當天夜裏,黑巾軍清點戰損,共計損失馬匹兩萬三千餘匹,其他多出來的幾百匹或是傷亡或是去向不明,另有兩千六百人重傷,五百多人輕傷,陣亡七百多人,萬夫長沈暮馳摔斷右手。


    重傷的幾乎都是呂霆所部步軍,被三萬匹戰馬衝撞之下,多數都是骨折,即便康複也是終生殘疾。傷亡占比雖然不大,但這口氣實難咽下去。


    “天王,末將該死,還請天王治罪!”


    沈暮馳右手打著繃帶,向神通請罪。麵具後的神通麵無表情,森冷的目光絲毫看不出任何的起伏和變化。


    “此敗非戰之罪,沈將軍起來吧。”


    “這……”沈暮馳驚疑不定看向神通,見他目光森冷,又不敢起身,繼續跪在堂內不起。


    “起來吧。”神通再次說道。


    “謝天王不罪之恩。”


    待沈暮馳起身,神通又問宋何:


    “宋何將軍,鹹軍遺失之馬匹,可發現什麽端倪?”


    “迴天王,共計抓到鹹軍馬匹六十八匹,馬匹除了沒有馬鞍之外,似乎並無異樣。不過……”


    “不過什麽?”神通問。


    “奇怪的是,皆為母馬。”


    “母馬!”沈暮馳詫異:“這麽說,今日馬匹受驚,乃是被鹹軍母馬所引走!”


    宋何模棱兩可道:


    “這個嘛,不好說。沈將軍當時與鹹軍交戰,雙方馬匹第一時間並未相見,鹹軍如何以母馬將公馬引走,會否其中有何不為人知的玄機?”


    “妖術,定是妖術!”


    呂霆破口說道,神通緊蹙眉頭問道沈暮馳:


    “沈將軍,今日鹹軍馬匹是公是母馬,你可看的清楚。”


    “這個……不好說。雙方交戰那有看馬匹公母的道理。不過天王這麽一說,倒是可疑得很。第一波趕馬鹹軍的馬匹體格較小,卻也像是母馬。而後來的五千鹹軍精騎,馬匹體格魁梧健碩,應是公馬。

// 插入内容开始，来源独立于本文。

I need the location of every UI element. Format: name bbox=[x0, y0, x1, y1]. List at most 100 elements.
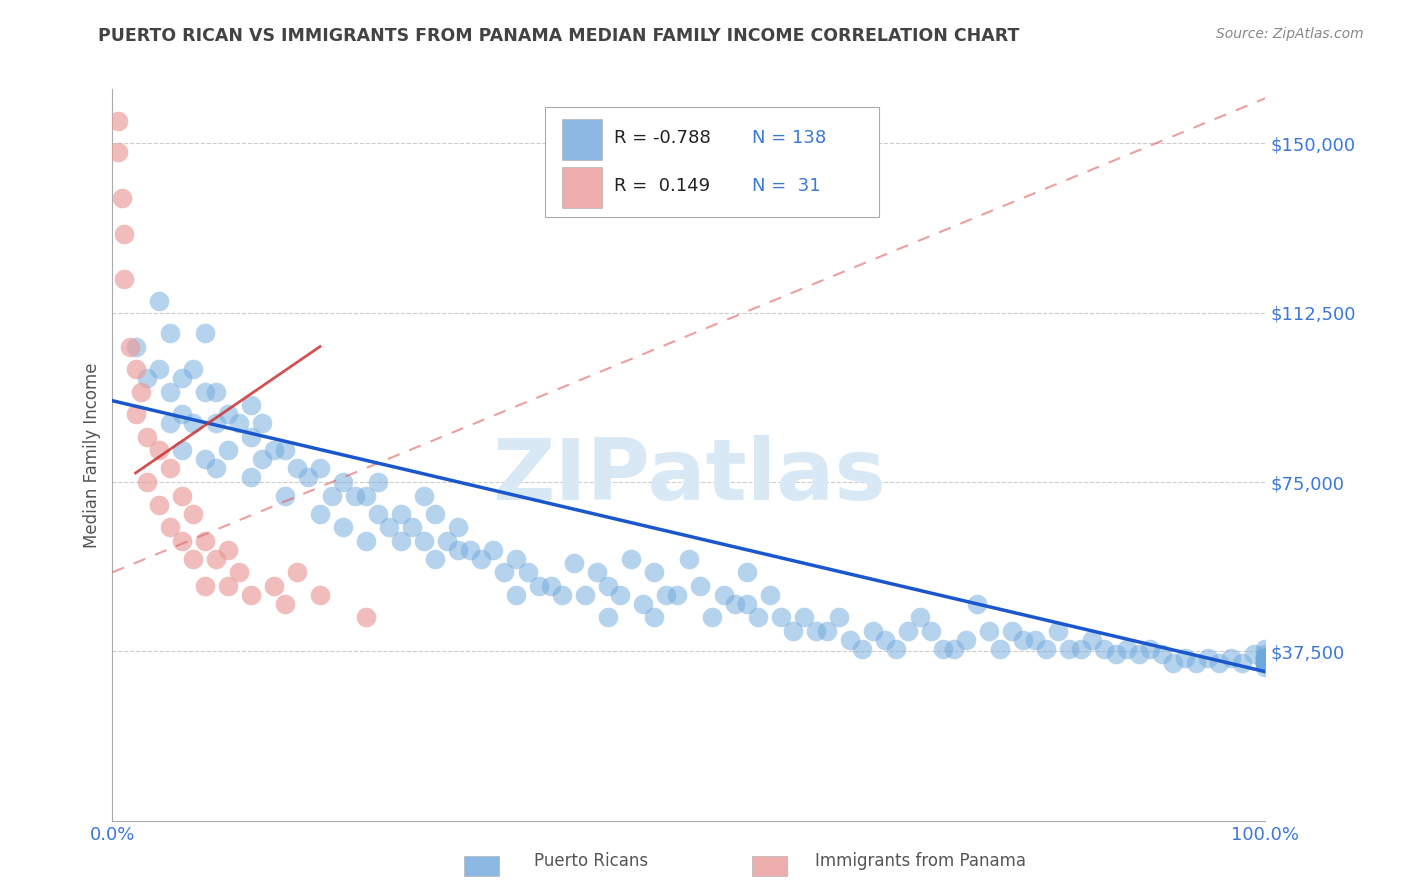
Point bbox=[239, 588, 262, 602]
Point bbox=[1104, 647, 1126, 661]
Point bbox=[1035, 642, 1057, 657]
Point bbox=[793, 610, 815, 624]
Point bbox=[107, 113, 129, 128]
Text: Immigrants from Panama: Immigrants from Panama bbox=[815, 852, 1026, 870]
Text: N =  31: N = 31 bbox=[752, 177, 821, 194]
Point bbox=[1161, 656, 1184, 670]
Point bbox=[159, 520, 181, 534]
Point bbox=[205, 551, 228, 566]
Point bbox=[239, 430, 262, 444]
Point bbox=[343, 489, 366, 503]
Point bbox=[181, 507, 204, 521]
Point bbox=[217, 579, 239, 593]
Point bbox=[966, 597, 988, 611]
Text: Source: ZipAtlas.com: Source: ZipAtlas.com bbox=[1216, 27, 1364, 41]
Point bbox=[425, 507, 447, 521]
Point bbox=[194, 533, 217, 548]
Point bbox=[159, 326, 181, 340]
Point bbox=[148, 362, 170, 376]
Point bbox=[1254, 651, 1277, 665]
Point bbox=[378, 520, 401, 534]
Point bbox=[354, 489, 377, 503]
Point bbox=[815, 624, 838, 638]
Point bbox=[181, 417, 204, 431]
Point bbox=[205, 417, 228, 431]
Point bbox=[873, 633, 896, 648]
Point bbox=[263, 579, 285, 593]
Point bbox=[920, 624, 942, 638]
Point bbox=[111, 190, 134, 204]
Point bbox=[758, 588, 780, 602]
Point bbox=[1254, 651, 1277, 665]
Point bbox=[412, 533, 434, 548]
Point bbox=[1081, 633, 1104, 648]
Point bbox=[631, 597, 654, 611]
Point bbox=[1092, 642, 1115, 657]
Point bbox=[274, 597, 297, 611]
Point bbox=[700, 610, 723, 624]
Point bbox=[309, 507, 332, 521]
Point bbox=[436, 533, 458, 548]
Point bbox=[274, 443, 297, 458]
Point bbox=[1254, 656, 1277, 670]
Point bbox=[181, 362, 204, 376]
Point bbox=[1046, 624, 1069, 638]
Point bbox=[782, 624, 804, 638]
Point bbox=[332, 520, 354, 534]
Text: PUERTO RICAN VS IMMIGRANTS FROM PANAMA MEDIAN FAMILY INCOME CORRELATION CHART: PUERTO RICAN VS IMMIGRANTS FROM PANAMA M… bbox=[98, 27, 1019, 45]
Point bbox=[217, 542, 239, 557]
Point bbox=[205, 384, 228, 399]
Point bbox=[908, 610, 931, 624]
Point bbox=[1001, 624, 1024, 638]
Point bbox=[263, 443, 285, 458]
Point bbox=[274, 489, 297, 503]
Point bbox=[598, 579, 620, 593]
Text: Puerto Ricans: Puerto Ricans bbox=[534, 852, 648, 870]
Point bbox=[297, 470, 319, 484]
Point bbox=[129, 384, 153, 399]
Text: R =  0.149: R = 0.149 bbox=[614, 177, 710, 194]
Point bbox=[862, 624, 884, 638]
Point bbox=[170, 443, 193, 458]
Point bbox=[609, 588, 631, 602]
Point bbox=[598, 610, 620, 624]
Point bbox=[112, 227, 135, 241]
Point bbox=[574, 588, 596, 602]
Point bbox=[505, 588, 527, 602]
Point bbox=[252, 417, 274, 431]
Point bbox=[886, 642, 908, 657]
Point bbox=[839, 633, 862, 648]
Point bbox=[148, 294, 170, 309]
Point bbox=[194, 384, 217, 399]
Point bbox=[735, 566, 758, 580]
Point bbox=[1254, 656, 1277, 670]
Point bbox=[239, 470, 262, 484]
Point bbox=[170, 533, 193, 548]
Point bbox=[1116, 642, 1139, 657]
Point bbox=[136, 430, 159, 444]
Point bbox=[401, 520, 423, 534]
Point bbox=[309, 588, 332, 602]
Point bbox=[585, 566, 607, 580]
Point bbox=[228, 417, 250, 431]
Point bbox=[1254, 656, 1277, 670]
Point bbox=[354, 533, 377, 548]
Point bbox=[228, 566, 250, 580]
Point bbox=[1243, 647, 1265, 661]
Point bbox=[1254, 651, 1277, 665]
Text: N = 138: N = 138 bbox=[752, 128, 827, 146]
Point bbox=[1254, 642, 1277, 657]
Point bbox=[1208, 656, 1230, 670]
Point bbox=[205, 461, 228, 475]
Point bbox=[643, 566, 665, 580]
Point bbox=[159, 461, 181, 475]
Point bbox=[1128, 647, 1150, 661]
Point bbox=[1185, 656, 1208, 670]
Point bbox=[148, 498, 170, 512]
Point bbox=[217, 443, 239, 458]
Point bbox=[494, 566, 516, 580]
Point bbox=[136, 371, 159, 385]
Point bbox=[181, 551, 204, 566]
Point bbox=[1012, 633, 1035, 648]
Point bbox=[354, 610, 377, 624]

    可既然鹹軍也騎了公馬,為何鹹軍的公馬沒有受驚呢?而且當時隔著兩三離地,哪裏看得見公母”


    “是啊,這是為何呢?”神通喃喃說道,百思不得其解。他哪裏想得到動物之間的傳情,哪裏是看臉,聞的都是氣味。


    這時宋何說道:


    “天王,眼下我軍戰馬隻剩下三萬五千餘匹,三成都是母馬,既然鹹軍能用母馬將我軍公馬引走,我軍為何不能也用此計再將鹹軍的公馬騙來。”


    “宋何將軍此言倒也有理。”神通口氣不冷不熱,聽不出是讚同還是否認。


    此時堂外斥候來報,一個時辰前,探得鹹軍正在做西進準備。


    聞訊消息,諸將議論紛紛,唯獨神通低頭攤開地形圖,沿著長沌河向西看,目光最後停在距離邵平約莫四百裏外的鞍屏渡口。沉思片刻,神通看向宋何:


    “宋何將軍聽令!”


    “末將在。”


    “宋將軍連夜率邵平騎兵傾巢出動,並將所有母馬遷往鞍屏渡。”


    “鞍屏?鹹軍要從鞍屏渡河?”宋何問道。


    “鞍屏乃五百裏內長沌河最窄處,距離邵平有四百裏地,我軍步軍不足以在數日內結陣抵達鞍屏,鹹軍定會在邵平渡河,而陳飛時所部水軍,最快將在四五日後抵達邵平長沌河,最晚不會晚於七日。


    鹹軍驅趕大隊人馬必然走不快,趕到鞍屏少說也要三到四天,在用一天時間搭設浮橋,其先頭哨騎便可先行趕到南岸,沿長沌河東進,與陳飛時所部匯合,好趁機掉頭東去。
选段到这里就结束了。